December 03, 2004

Honoring Ms. Joseph

Let's see, first I saw the email about the Thomas B. Fordham Foundation 2005 Prizes for Excellence in Education, which reads in part:

After careful consideration of the nominees gathered through public solicitation, the Foundation's selection committee recommended -- and the trustees approved -- the 2005 Prize winners:

For Valor

John E. Brandl, former Democratic member of the Minnesota House of Representatives and Senate and professor at the Hubert H. Humphrey Institute at the University of Minnesota; and

Marion Joseph, former member of the California State Board of Education (1997-2003) and assistant to California's state superintendent of public instruction from 1970-1982.

Ms. Joseph's name didn't immediately ring a bell (I plead temporary overworkedness), so I didn't think much about this, until I received the following email from math guru Mike McKeown:

Marion Joseph was, finally, awarded a much deserved Fordham Foundation Valor Prize. She should have been one of the first.

Marion is a hero of education. All the good things that have happened in California education in the last 10 years would not have happened without Marion. She got started the same way most of us parent/grandparent activists did: They (school curriculum experts and educrats) were mistreating our children and no one seemed to care. Her successes were not just in reading (phonics). She made the math and science standards and intelligent curricula happen. She worked across the political spectrum to find those who understood what worked and was good for kids and to choose that over comfort inducing but failing programs and ideas.

Wow, I figured, that sounds pretty spiffy. But a second email from Mike really perked up my ears, as I discovered that infamous touchy-feely blogger and testing opponent Susan Ohanian is steaming over Ms. Joseph's prize:

Oh my goodness.

By valor Fordham must mean that Marion Joseph successfully kept any staff development provider with a curriculum view different from hers out of California. Twenty-seven of us from around the country, published authors regarded as experts in our fields, filled out the 17-page form requesting to get on the list "approved" by the California State Board of Education when Joseph was the chief judge. We came from a variety of pedagogical perspectives and we all received identical form rejection letters. One of the items disqualifying us was "inadequate overhead transparencies."

Yes, the applicant had to indicate every word that would be uttered to teachers and include copies of any and all reading materials, overhead transparencies, recommended books. It provided a preview of the rigid structures soon to be imposed on California schools.

What exactly is Ms. Ohanian an expert on, other than writing books about how public schools should hate and fear the marketplace, with all its concerned parents and "rightest" think tanks? It's very telling that she considers a teaching plan to be something to be managed so loosely that the Board of Education need not be provided with evidence of what the teacher actually intends to say in the classroom. How dare Ms. Joseph insist that she actually know something about a plan she is to approve! (And how interesting that Ms. Ohanian doesn't enlighten us on the other reasons she and her friends were turned down.)

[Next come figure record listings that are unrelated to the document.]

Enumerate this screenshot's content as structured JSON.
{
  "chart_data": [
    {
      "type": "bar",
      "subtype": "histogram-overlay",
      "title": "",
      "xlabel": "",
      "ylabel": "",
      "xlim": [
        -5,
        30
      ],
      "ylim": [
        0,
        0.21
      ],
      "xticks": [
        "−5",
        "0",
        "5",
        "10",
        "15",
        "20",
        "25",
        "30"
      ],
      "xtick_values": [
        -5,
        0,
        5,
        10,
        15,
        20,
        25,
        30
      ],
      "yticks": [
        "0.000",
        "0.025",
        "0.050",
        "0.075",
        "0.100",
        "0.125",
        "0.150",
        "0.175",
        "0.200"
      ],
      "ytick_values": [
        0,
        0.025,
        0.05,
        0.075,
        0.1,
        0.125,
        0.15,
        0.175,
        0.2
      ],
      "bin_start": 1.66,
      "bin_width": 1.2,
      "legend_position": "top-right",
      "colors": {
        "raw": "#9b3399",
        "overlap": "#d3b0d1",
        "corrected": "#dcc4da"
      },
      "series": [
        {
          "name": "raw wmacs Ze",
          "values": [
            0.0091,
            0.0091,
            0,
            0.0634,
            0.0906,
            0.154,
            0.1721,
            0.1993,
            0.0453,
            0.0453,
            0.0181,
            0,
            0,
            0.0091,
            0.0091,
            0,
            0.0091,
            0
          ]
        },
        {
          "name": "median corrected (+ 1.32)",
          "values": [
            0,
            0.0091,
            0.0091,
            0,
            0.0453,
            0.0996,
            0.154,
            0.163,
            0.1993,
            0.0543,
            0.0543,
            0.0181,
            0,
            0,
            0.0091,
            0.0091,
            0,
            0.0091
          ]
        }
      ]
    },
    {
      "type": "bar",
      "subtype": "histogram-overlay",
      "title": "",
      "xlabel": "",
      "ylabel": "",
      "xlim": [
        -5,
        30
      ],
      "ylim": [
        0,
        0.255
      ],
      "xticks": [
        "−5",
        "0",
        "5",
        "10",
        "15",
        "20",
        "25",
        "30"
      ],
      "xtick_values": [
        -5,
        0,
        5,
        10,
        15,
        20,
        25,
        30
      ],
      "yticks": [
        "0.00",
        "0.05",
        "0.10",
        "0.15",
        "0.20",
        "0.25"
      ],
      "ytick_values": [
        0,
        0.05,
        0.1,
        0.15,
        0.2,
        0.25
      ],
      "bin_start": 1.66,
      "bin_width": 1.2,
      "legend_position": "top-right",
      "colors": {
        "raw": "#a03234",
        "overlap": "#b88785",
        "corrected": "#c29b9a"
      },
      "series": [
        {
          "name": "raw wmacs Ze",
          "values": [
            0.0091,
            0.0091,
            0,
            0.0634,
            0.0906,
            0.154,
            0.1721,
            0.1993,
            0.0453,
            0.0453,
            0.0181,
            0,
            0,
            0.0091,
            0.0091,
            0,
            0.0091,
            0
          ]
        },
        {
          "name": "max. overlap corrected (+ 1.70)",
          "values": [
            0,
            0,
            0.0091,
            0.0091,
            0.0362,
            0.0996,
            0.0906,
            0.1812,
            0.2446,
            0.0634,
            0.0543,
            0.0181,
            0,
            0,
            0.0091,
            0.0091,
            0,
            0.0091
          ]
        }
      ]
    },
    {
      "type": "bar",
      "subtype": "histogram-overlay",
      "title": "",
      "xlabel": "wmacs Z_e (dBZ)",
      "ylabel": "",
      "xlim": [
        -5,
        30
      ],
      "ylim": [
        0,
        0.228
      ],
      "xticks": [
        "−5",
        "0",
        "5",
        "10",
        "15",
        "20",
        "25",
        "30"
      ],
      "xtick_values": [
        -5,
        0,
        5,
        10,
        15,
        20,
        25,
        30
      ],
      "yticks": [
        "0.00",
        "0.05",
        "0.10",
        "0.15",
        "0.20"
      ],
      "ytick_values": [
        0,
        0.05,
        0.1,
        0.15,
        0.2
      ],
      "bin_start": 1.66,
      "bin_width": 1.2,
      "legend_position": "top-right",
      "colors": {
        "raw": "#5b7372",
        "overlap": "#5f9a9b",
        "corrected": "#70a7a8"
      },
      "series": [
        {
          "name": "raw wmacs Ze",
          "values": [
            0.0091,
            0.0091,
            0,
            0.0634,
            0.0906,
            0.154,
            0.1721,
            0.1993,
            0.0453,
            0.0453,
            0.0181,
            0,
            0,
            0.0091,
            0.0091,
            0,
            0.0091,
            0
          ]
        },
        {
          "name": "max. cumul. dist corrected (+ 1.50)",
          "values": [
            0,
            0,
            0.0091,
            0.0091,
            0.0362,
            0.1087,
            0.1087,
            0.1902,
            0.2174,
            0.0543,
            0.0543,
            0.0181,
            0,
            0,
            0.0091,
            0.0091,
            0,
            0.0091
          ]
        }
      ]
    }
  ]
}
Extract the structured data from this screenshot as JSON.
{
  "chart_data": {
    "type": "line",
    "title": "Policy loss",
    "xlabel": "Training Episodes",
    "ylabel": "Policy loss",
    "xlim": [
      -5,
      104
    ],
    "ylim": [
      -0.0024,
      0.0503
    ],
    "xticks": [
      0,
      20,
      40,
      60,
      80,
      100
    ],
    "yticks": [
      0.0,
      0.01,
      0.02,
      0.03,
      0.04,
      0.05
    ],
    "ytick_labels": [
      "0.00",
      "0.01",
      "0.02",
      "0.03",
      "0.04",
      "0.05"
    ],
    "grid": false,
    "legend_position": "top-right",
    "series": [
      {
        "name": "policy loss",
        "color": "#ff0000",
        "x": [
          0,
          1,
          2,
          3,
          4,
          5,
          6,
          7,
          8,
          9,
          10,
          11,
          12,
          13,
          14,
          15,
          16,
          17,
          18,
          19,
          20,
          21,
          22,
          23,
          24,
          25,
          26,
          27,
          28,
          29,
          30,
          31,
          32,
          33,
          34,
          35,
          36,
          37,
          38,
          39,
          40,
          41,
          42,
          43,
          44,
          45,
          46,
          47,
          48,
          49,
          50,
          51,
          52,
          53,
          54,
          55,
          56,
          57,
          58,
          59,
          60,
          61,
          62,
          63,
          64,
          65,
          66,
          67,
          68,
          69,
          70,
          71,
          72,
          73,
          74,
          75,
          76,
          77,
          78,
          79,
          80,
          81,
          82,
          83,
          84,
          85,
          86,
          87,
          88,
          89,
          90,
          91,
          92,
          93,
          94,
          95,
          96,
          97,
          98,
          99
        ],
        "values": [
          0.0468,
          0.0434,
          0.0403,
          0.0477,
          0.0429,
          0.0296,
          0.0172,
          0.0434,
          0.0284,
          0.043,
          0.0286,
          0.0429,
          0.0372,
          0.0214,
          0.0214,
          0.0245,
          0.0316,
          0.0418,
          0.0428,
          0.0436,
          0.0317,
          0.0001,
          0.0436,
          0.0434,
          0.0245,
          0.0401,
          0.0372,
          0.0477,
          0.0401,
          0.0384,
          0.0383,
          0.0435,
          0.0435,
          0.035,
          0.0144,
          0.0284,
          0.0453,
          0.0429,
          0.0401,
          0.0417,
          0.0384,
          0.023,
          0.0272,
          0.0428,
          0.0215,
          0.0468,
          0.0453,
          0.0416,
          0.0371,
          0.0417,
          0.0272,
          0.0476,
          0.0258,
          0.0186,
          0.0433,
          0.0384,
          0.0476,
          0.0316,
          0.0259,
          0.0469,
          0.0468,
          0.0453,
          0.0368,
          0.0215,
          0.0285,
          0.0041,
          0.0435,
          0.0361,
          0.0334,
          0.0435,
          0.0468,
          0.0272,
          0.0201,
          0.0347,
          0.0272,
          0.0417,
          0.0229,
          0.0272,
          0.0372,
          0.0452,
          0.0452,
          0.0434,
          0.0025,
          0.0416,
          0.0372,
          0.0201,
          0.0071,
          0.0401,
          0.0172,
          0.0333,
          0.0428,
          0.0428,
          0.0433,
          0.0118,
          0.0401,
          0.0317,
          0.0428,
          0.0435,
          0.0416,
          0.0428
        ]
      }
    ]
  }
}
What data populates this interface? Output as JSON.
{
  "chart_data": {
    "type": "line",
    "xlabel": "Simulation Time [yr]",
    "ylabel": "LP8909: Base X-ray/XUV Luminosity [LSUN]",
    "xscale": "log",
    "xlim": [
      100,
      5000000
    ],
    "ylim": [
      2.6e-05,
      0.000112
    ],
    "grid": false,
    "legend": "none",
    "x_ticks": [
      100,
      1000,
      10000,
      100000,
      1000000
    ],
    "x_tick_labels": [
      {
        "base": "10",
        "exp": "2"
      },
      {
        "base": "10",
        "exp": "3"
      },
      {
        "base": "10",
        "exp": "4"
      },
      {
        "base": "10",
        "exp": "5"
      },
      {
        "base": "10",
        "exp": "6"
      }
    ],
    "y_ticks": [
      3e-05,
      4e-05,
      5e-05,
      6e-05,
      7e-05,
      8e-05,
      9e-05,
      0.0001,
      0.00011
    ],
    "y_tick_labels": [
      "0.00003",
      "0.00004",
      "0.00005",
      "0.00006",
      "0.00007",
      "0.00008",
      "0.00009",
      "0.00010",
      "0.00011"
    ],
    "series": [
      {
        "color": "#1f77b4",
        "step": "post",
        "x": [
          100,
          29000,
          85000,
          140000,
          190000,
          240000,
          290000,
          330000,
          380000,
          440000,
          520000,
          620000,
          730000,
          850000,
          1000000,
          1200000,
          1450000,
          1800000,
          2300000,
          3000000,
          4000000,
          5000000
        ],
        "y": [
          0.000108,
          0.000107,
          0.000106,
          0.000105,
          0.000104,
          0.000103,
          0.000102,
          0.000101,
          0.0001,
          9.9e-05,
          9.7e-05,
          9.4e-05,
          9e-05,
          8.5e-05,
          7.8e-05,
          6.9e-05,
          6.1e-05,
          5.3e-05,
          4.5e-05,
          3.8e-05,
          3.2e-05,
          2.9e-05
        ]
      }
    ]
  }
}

I, for one, find Ms. Joseph's attention to detail encouraging:

I retired (from the State Department of Education) in 1982 and went off to do other things. And in 1987 California adopted a new language arts framework which attempted to raise the level of the kind of materials children read to a high level of literature. But what it did in actuality was minimize the idea that there were any foundation skills like phonics or spelling necessary for learning to read. And in fact, when the books were adopted by the state, those skills were not included in the books.

In 1991 my daughter asked me to go see my grandson's open house at his school and I went. This was the first year of what I came to know later as whole language. I'd never heard those words. I heard this young teacher describe this program and I couldn't really understand what she was talking about. The teacher showed us what they used to teach reading, and it was a beautiful anthology of stories, but in no way did it have anything to do with teaching a child to read. And my daughter said, "Well, my son can't read those words. Can all the children read those words?" And the teacher said, "Well, some can and some can't." And my daughter said, "Well, I'd like the books that you use to teach the children to read the words, then I can help my son at home." The teacher shrugged, and I realized then that this was all she had...

So California took a huge nosedive. And we began to go to work on it. But it takes a while to dig your way out of that. You have to write new textbooks and teach the teachers this different method. It takes a long time.

My guess is that Joseph's attention to little details - like the insufficient reading texts and the rock-bottom NAEP scores - are the bees in the bonnet of Ms. Ohanian and others of her ilk. Like Monty Neill, who probably figured he was safe slamming Ms. Joseph on the anti-testing ARN-L newgroup - and got a few of his nasty comments handed back to him, before the thread devolved into Bush-bashing, test-bashing, and nitpicking over whether Ms. Joseph can even be called an "educator".